Les relations de l’Iran en dehors du Moyen-Orient
Si l’Iran adhère au Plan d’action global commun, c’est pour favoriser le transfert de technologie et attirer les investissements en provenance de l’Union européenne – notamment de la part de petites entreprises – au moyen d’un mécanisme de troc. L’objectif des gouvernements européens consiste à empêcher une course à l’armement au Moyen‑Orient. Pour leur part, la Chine, la Russie et l’Inde ont besoin de stabilité pour protéger leurs investissements dans les infrastructures régionales et préserver leurs intérêts dans les secteurs du pétrole, de l’armement et de la technologie nucléaire, mais elles n’entretiennent que des relations ponctuelles avec l’Iran. Quant à l’Iran, sa grande priorité est l’Union européenne.
À plusieurs reprises depuis sa création, la République islamique a connu des périodes de crise et a été frappée de sanctions par de grandes puissances. Elle a aussi dû se battre pour rompre l’isolement et établir de véritables partenariats avec des pays en dehors du Moyen‑Orient.

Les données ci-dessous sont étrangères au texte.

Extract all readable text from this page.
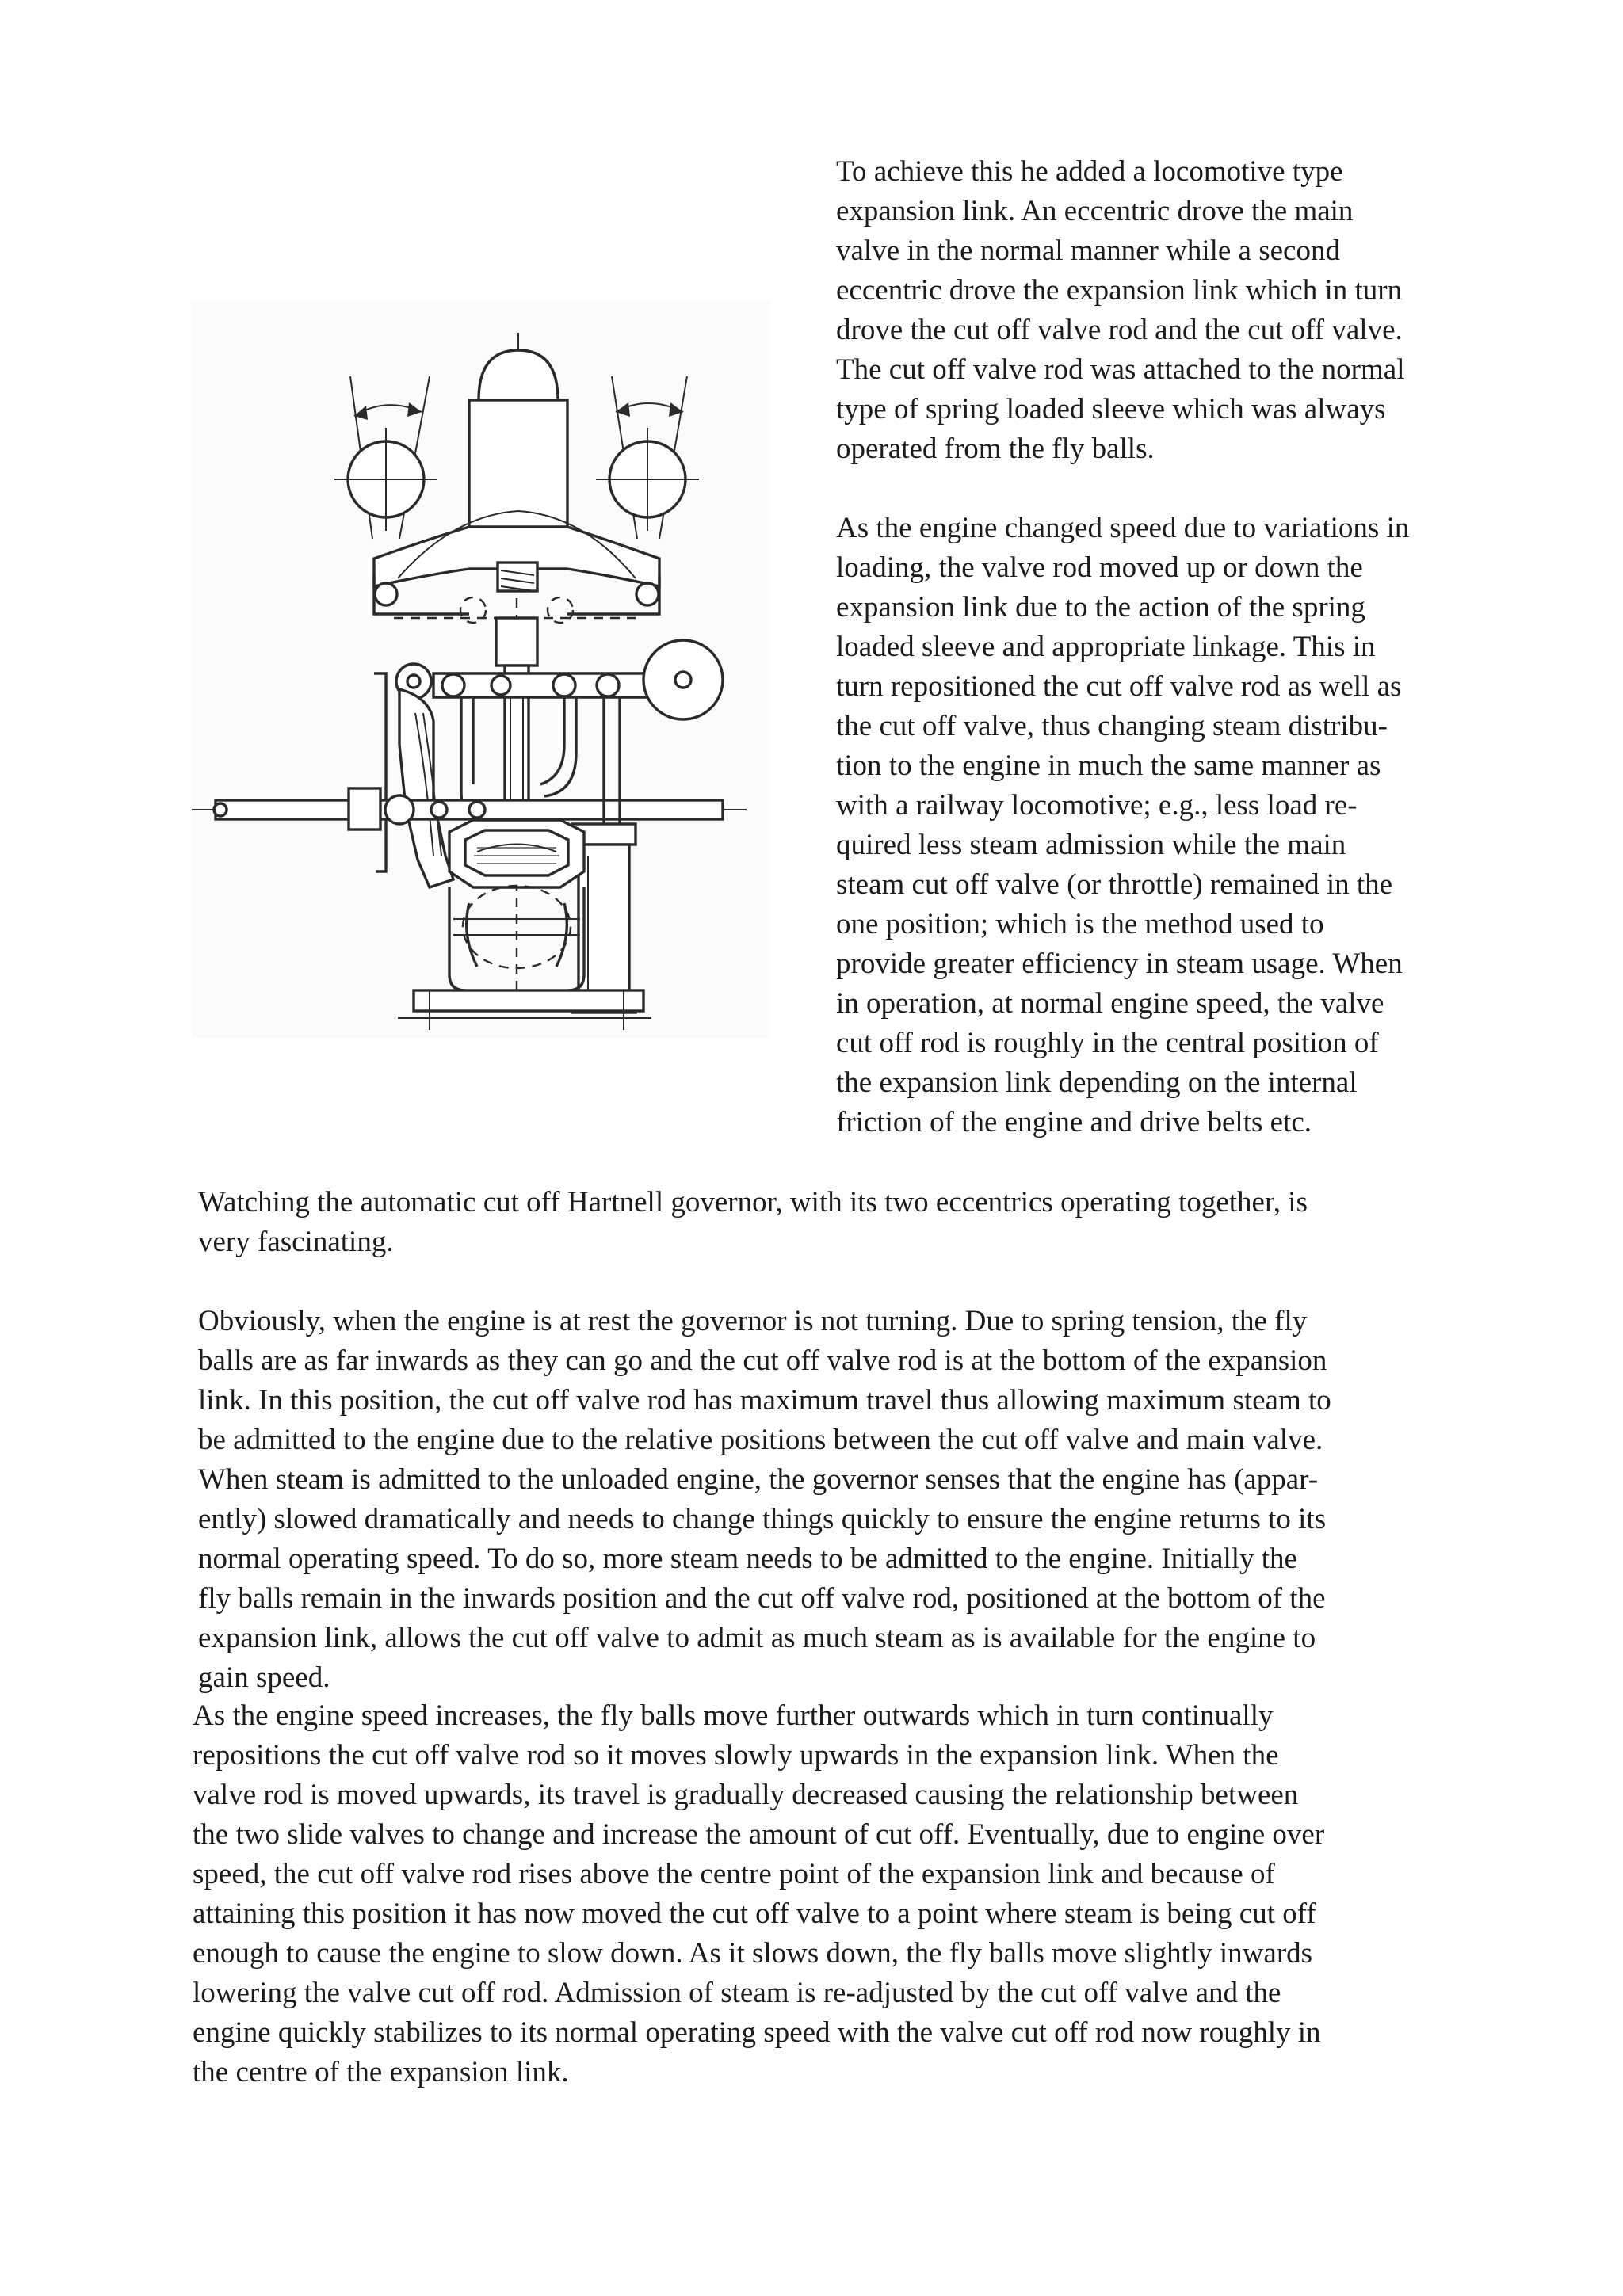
To achieve this he added a locomotive type
expansion link. An eccentric drove the main
valve in the normal manner while a second
eccentric drove the expansion link which in turn
drove the cut off valve rod and the cut off valve.
The cut off valve rod was attached to the normal
type of spring loaded sleeve which was always
operated from the fly balls.

As the engine changed speed due to variations in
loading, the valve rod moved up or down the
expansion link due to the action of the spring
loaded sleeve and appropriate linkage. This in
turn repositioned the cut off valve rod as well as
the cut off valve, thus changing steam distribu-
tion to the engine in much the same manner as
with a railway locomotive; e.g., less load re-
quired less steam admission while the main
steam cut off valve (or throttle) remained in the
one position; which is the method used to
provide greater efficiency in steam usage. When
in operation, at normal engine speed, the valve
cut off rod is roughly in the central position of
the expansion link depending on the internal
friction of the engine and drive belts etc.

Watching the automatic cut off Hartnell governor, with its two eccentrics operating together, is
very fascinating.

Obviously, when the engine is at rest the governor is not turning. Due to spring tension, the fly
balls are as far inwards as they can go and the cut off valve rod is at the bottom of the expansion
link. In this position, the cut off valve rod has maximum travel thus allowing maximum steam to
be admitted to the engine due to the relative positions between the cut off valve and main valve.
When steam is admitted to the unloaded engine, the governor senses that the engine has (appar-
ently) slowed dramatically and needs to change things quickly to ensure the engine returns to its
normal operating speed. To do so, more steam needs to be admitted to the engine. Initially the
fly balls remain in the inwards position and the cut off valve rod, positioned at the bottom of the
expansion link, allows the cut off valve to admit as much steam as is available for the engine to
gain speed.

As the engine speed increases, the fly balls move further outwards which in turn continually
repositions the cut off valve rod so it moves slowly upwards in the expansion link. When the
valve rod is moved upwards, its travel is gradually decreased causing the relationship between
the two slide valves to change and increase the amount of cut off. Eventually, due to engine over
speed, the cut off valve rod rises above the centre point of the expansion link and because of
attaining this position it has now moved the cut off valve to a point where steam is being cut off
enough to cause the engine to slow down. As it slows down, the fly balls move slightly inwards
lowering the valve cut off rod. Admission of steam is re-adjusted by the cut off valve and the
engine quickly stabilizes to its normal operating speed with the valve cut off rod now roughly in
the centre of the expansion link.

Aujourd’hui, l’Iran entre dans une nouvelle phase d’agitation politique et économique après que Washington a promis d’exercer une pression maximale contre Téhéran. Le pays tente à nouveau de renforcer les relations qu’il entretient depuis peu avec quelques pays étrangers, tout particulièrement en Europe et en Asie, et peut-être même d’en accroître la portée. L’Iran aura besoin du soutien de ces partenaires pour composer avec les sanctions américaines, éviter l’isolement et stimuler son économie, de façon à satisfaire les besoins fondamentaux d’une population profondément mécontente. Téhéran pourrait aussi devoir envisager de conclure avec eux des ententes de sécurité durables s’il veut résister aux pressions croissantes. Dans ce contexte, la décision des États‑Unis aura vraisemblablement pour effet de renforcer l’influence de la Russie et de la Chine sur l’Iran. En plus de cimenter le statut de Moscou et de Beijing, l’abandon complet de l’accord sur le nucléaire minerait les relations de l’Iran en Europe.
Le regard tourné vers l’Europe
Grâce à l’accord sur le nucléaire de 2015, l’Iran a pu engager graduellement une coopération avec l’Union européenne et ses États membres, coopération qui s’est notamment traduite par des pourparlers réguliers de haut niveau et de nombreuses visites officielles. Sur le plan économique, la grande majorité des États membres de l’Union européenne ont pu accroître leurs échanges commerciaux avec l’Iran. Résultat : la valeur du commerce bilatéral s’est élevée à plus de 18,5 milliards d’euros dans les onze premiers mois de 2017. Le rétablissement des sanctions américaines aura toutefois des conséquences désastreuses pour les liens économiques que Téhéran est parvenu à tisser. De grandes sociétés européennes, dont la pétrolière française Total, ont déjà quitté le marché iranien.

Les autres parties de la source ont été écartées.